Desde as maiorias absolutas de Cavaco Silva, entre 1987 e 1995, houve 11 governos, mas apenas quatro conseguiram cumprir o mandato até ao fim. Ou seja, em menos de 30 anos caíram sete executivos e o aparecimento de novos partidos torna cada vez mais difícil a desejada estabilidade política. As próximas eleições, após uma maioria absoluta, confirmam isso mesmo com vários cenários a apontar risco de instabilidade.

Com todas as sondagens a afastar nova maioria absoluta, depois de a última, pela primeira vez, ter sido interrompida a meio do mandato, a pergunta mais feita a Pedro Nuno Santos e a Luís Montenegro é sobre as alianças que estão dispostos a fazer para garantir a governabilidade. Há dúvidas por esclarecer, mas já se percebeu que o PS está disponível para uma nova geringonça e o presidente do PSD já garantiu que não fará acordos com o Chega. A partir daqui, quase todos os cenários são possíveis – e alguns podem ser uma dor de cabeça para o Presidente da República, que ganhará mais peso a partir do dia 10 de março.

“Há muitas possibilidades em aberto. Só mesmo na noite eleitoral é que teremos condições para perceber”, diz ao JE Miguel Prata Roque, comentador e antigo secretário de Estado da Presidência do Conselho de Ministros.

Há dois cenários que poderiam oferecer estabilidade, mas a partir daí a situação pode complicar-se. Se o PS vencer e existir uma maioria de esquerda, Pedro Nuno Santos já se mostrou disponível para nova geringonça – há muito que é um dos maiores defensores desta solução, dentro do partido. E se a nova AD conseguir a maioria ou precisar apenas da Iniciativa Liberal também será fácil um entendimento perante a disponibilidade dos liberais para o acordo pós-eleitoral.

Cenários mais críticos
“Se houver apoio maioritário à esquerda a questão parece-me resolvida, mesmo que não haja acordo formal”, diz Prata Roque. A situação pode tornar-se mais complexa se o PS vencer as eleições, mas a direita junta reunir a maioria dos deputados. “Se houver maioria à direita, mas o PA vencer, o que me parece expectável é que o Presidente da República convoque o líder do PS a formar governo. Nesse caso, os líderes da AD terão de decidir se apresentam ou apoiam um voto de rejeição do programa do governo. Se o fizerem, devem apresentar alternativa”, diz Prata Roque.

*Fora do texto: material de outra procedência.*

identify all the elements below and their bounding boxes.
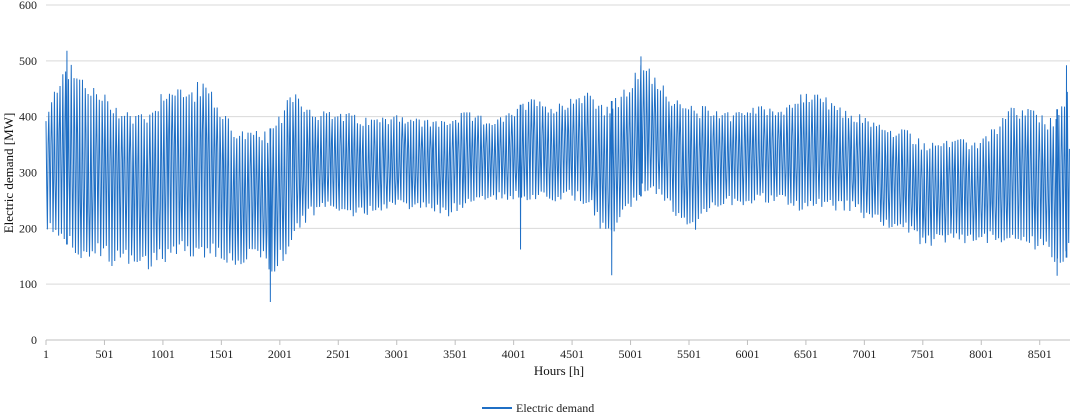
y-tick-label: 300 <box>19 166 37 180</box>
x-axis-title: Hours [h] <box>534 363 584 378</box>
x-tick-label: 2501 <box>326 347 350 361</box>
legend-label-electric-demand: Electric demand <box>516 401 594 414</box>
x-tick-label: 6001 <box>735 347 759 361</box>
series-line-electric-demand <box>45 50 1070 303</box>
x-tick-label: 5501 <box>677 347 701 361</box>
x-axis-ticks: 1 501 1001 1501 2001 2501 3001 3501 4001 4501 5001… <box>43 340 1052 361</box>
y-tick-label: 400 <box>19 110 37 124</box>
x-tick-label: 3501 <box>443 347 467 361</box>
x-tick-label: 4501 <box>560 347 584 361</box>
x-tick-label: 4001 <box>502 347 526 361</box>
y-tick-label: 600 <box>19 0 37 12</box>
x-tick-label: 8001 <box>969 347 993 361</box>
x-tick-label: 7001 <box>852 347 876 361</box>
x-tick-label: 1 <box>43 347 49 361</box>
y-tick-label: 0 <box>31 333 37 347</box>
x-tick-label: 501 <box>95 347 113 361</box>
x-tick-label: 1501 <box>209 347 233 361</box>
y-axis-ticks: 0 100 200 300 400 500 600 <box>19 0 37 347</box>
y-tick-label: 100 <box>19 277 37 291</box>
y-tick-label: 500 <box>19 54 37 68</box>
x-tick-label: 3001 <box>385 347 409 361</box>
legend: Electric demand <box>482 401 594 414</box>
x-tick-label: 7501 <box>911 347 935 361</box>
y-tick-label: 200 <box>19 221 37 235</box>
x-tick-label: 8501 <box>1028 347 1052 361</box>
x-tick-label: 1001 <box>151 347 175 361</box>
x-tick-label: 2001 <box>268 347 292 361</box>
x-tick-label: 6501 <box>794 347 818 361</box>
y-axis-title: Electric demand [MW] <box>1 113 16 234</box>
x-tick-label: 5001 <box>619 347 643 361</box>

Mas há outro dado a ter em conta se o PS vencer e não contar com a maioria de esquerda. Luís Montenegro já garantiu que só governa se vencer. Ou seja, “haverá formação de um governo do PS que governará enquanto os partidos da oposição não se unirem numa moção de censura”, traduz o ex-governante socialista, lembrando que o Parlamento “não pode ser dissolvido durante seis meses” e esse governo duraria, pelo menos, até final de 2025.

Se a AD vencer as eleições, mas ficar dependente do partido de André Ventura, “aí a responsabilidade já se transfere para o PS, que terá de decidir se viabiliza um governo do PSD”.

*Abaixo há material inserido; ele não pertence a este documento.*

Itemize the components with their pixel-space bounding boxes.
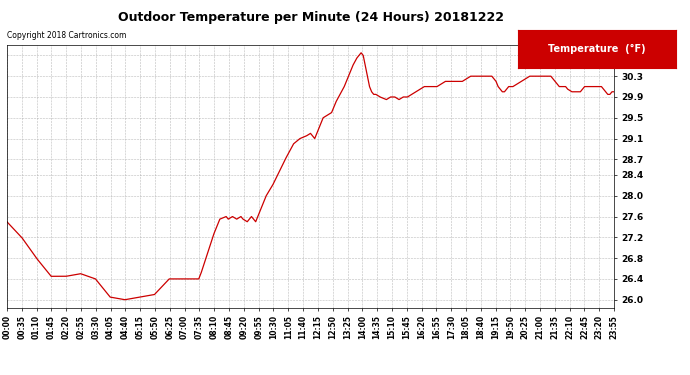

Apesar dos riscos de instabilidade e de as sondagens apontarem para o crescimento dos partidos à esquerda do PS e à direita do PSD, o politólogo José Palmeira prevê, em declarações ao JE, que os partidos tenham “uma atitude construtiva para evitar nova ida a eleições, até porque constitucionalmente é necessário aguardar seis meses para voltar a ir às urnas”. E o eleitorado “costuma penalizar bastante quem abre crises políticas; os partidos terão isso em mente”.

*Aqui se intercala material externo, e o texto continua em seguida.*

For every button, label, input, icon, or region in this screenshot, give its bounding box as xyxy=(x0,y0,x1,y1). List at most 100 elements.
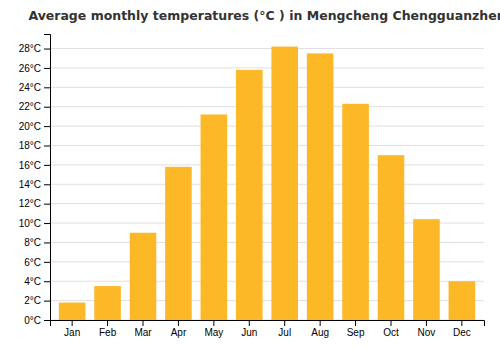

O professor de Ciência Política da Universidade do Minho acredita que destas eleições vai sair “uma solução governativa”, mas só o tempo dirá se será estável. “A acontecer uma maioria de esquerda haverá mais dificuldades do que no tempo da geringonça, mas o PS tem um trunfo que é impedir o regresso da direita ao poder”, diz Palmeira, considerando que, no caso de a nova AD vencer as eleições sem maioria, é necessário ter em conta o resultado do partido de Ventura. “Vai depender do peso eleitoral do Chega. Uma coisa é duplicar, outra é crescer para o triplo. O partido será mais ou menos exigente nas reivindicações consoante a expressão desse resultado”.

Mas há outro cenário possível se o PS vencer as eleições e existir uma maioria de direita. José Palmeira não exclui a possibilidade de Luís Montenegro, devido aos compromissos que assumiu durante a campanha, dar lugar a outra personalidade. “Se o PS vencer sem maioria de esquerda, esse governo pode cair no Parlamento. Será dada a possibilidade ao PSD e nesse cenário o PSD poderá indicar outra personalidade”, diz o politólogo, acrescentando que esse governo ficaria dependente da “vontade” de Ventura. E o Chega “pode não ter interesse em abrir uma crise política – parte do seu eleitorado também quer um país governável e não é por acaso que ele abandonou aquelas questões mais fraturantes”.

Um cenário que não é possível, esclarece Miguel Prata Roque, é António Costa continuar em funções. “Será impossível, porque quando o PR convidar alguém para formar governo, este governo deixa as suas funções imediatamente.” No pior dos cenários, explica, se os partidos aprovarem uma moção de rejeição, o PR tentará “nomear um novo primeiro-ministro e se esse também for reprovado pode ficar o governo seis meses em gestão e com poderes muito reduzidos”.

Prata Roque desdramatiza a “instabilidade”: “A Bélgica esteve, há uns anos, mais de dois anos sem governo e na Alemanha é normal estar-se meses em negociações para formar governo. É uma realidade comum nos sistemas democráticos europeus.”

Certo é que a campanha oficial arranca a 25 de fevereiro, mas até às eleições é quase certo que a política de alianças será um dos principais temas a animar o debate entre os partidos.